To the left of the Catalan beach
At the base of the popular Noailles district you will find a timeless, somewhat magical place: one of the oldest hardware stores in France, run by the same family for more than two hundred years. The new generation has brilliantly reinvented the idea of hardware and offers an astounding array of beautiful products, both totally retro and utterly modern. One passes beyond the old wooden facade as if entering the cave of Ali Baba. On the ground floor lies a labyrinth of savon de Marseille soaps, brushes and old tools. At the top of the creaking staircase you’ll find toys made of tin, vintage dishes, lovely beauty products from bygone days. It is one of those rare places where one can return again and again and always be surprised.
PS: After you leave Maison Empereur pop over to L’Ideal, a trendy grocery store founded by a former food writer, full of beautiful and high quality products.

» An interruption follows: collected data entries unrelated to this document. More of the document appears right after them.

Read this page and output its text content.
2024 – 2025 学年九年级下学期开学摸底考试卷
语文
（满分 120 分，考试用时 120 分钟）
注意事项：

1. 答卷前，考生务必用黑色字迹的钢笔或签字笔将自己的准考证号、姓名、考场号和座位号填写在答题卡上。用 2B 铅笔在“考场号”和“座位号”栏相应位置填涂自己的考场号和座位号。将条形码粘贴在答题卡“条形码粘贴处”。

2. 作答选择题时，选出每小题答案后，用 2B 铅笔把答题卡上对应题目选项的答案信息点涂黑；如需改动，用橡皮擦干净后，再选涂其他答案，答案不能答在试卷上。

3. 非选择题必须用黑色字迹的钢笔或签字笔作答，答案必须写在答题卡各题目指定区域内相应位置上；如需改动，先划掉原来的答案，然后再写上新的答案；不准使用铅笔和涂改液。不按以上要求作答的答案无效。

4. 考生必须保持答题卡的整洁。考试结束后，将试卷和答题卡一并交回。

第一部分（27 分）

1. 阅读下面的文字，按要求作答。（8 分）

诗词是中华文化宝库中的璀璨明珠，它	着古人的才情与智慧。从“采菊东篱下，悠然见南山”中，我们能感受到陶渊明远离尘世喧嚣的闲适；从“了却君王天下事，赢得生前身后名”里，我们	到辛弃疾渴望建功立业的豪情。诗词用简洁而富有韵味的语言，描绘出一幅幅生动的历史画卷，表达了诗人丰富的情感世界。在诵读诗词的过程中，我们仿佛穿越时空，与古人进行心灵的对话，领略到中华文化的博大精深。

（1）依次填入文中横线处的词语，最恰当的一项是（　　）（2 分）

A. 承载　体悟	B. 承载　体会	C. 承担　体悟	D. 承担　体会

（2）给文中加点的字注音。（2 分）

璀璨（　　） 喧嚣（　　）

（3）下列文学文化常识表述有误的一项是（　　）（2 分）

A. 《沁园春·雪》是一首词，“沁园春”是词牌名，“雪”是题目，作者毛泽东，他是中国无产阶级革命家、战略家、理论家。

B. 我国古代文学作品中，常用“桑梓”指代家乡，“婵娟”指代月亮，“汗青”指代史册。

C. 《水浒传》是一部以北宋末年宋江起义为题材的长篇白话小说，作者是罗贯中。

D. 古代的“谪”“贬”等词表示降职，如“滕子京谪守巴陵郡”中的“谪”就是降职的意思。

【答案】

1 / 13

4 Rue des Récolettes, 13001 Marseille
A Marseillais house
Somewhat removed from the city center, the Jardin Montgrand is a beautiful multifaceted place. The part-concept store, part-tea room is set in a 19th century mansion. Passing through the entrance made of large black and white slabs, you find yourself walking through parquet-floored rooms surrounded by the creations of Marseille’s designers. You should without fail be there at tea time to enjoy the pastries with playful names and surprising pairings. Enjoy them with a lemonade in the beautiful garden for which the place is named while lying on a chaise longue with pretty prints in the shade of a huge chestnut tree.
35 Rue Montgrand, 13006 Marseille
Natural History Museum
An unusual museum
Today, Palais Longchamp is best known in Marseille for its collection of fine arts. But another of its wings hides a more unusual world; that of the Museum, which also presents the oldest side of the palace. You will find a true cabinet of curiosities: more than two hundred years unfolding before you as you walk through a vast array of flora and fauna preserved in their original state.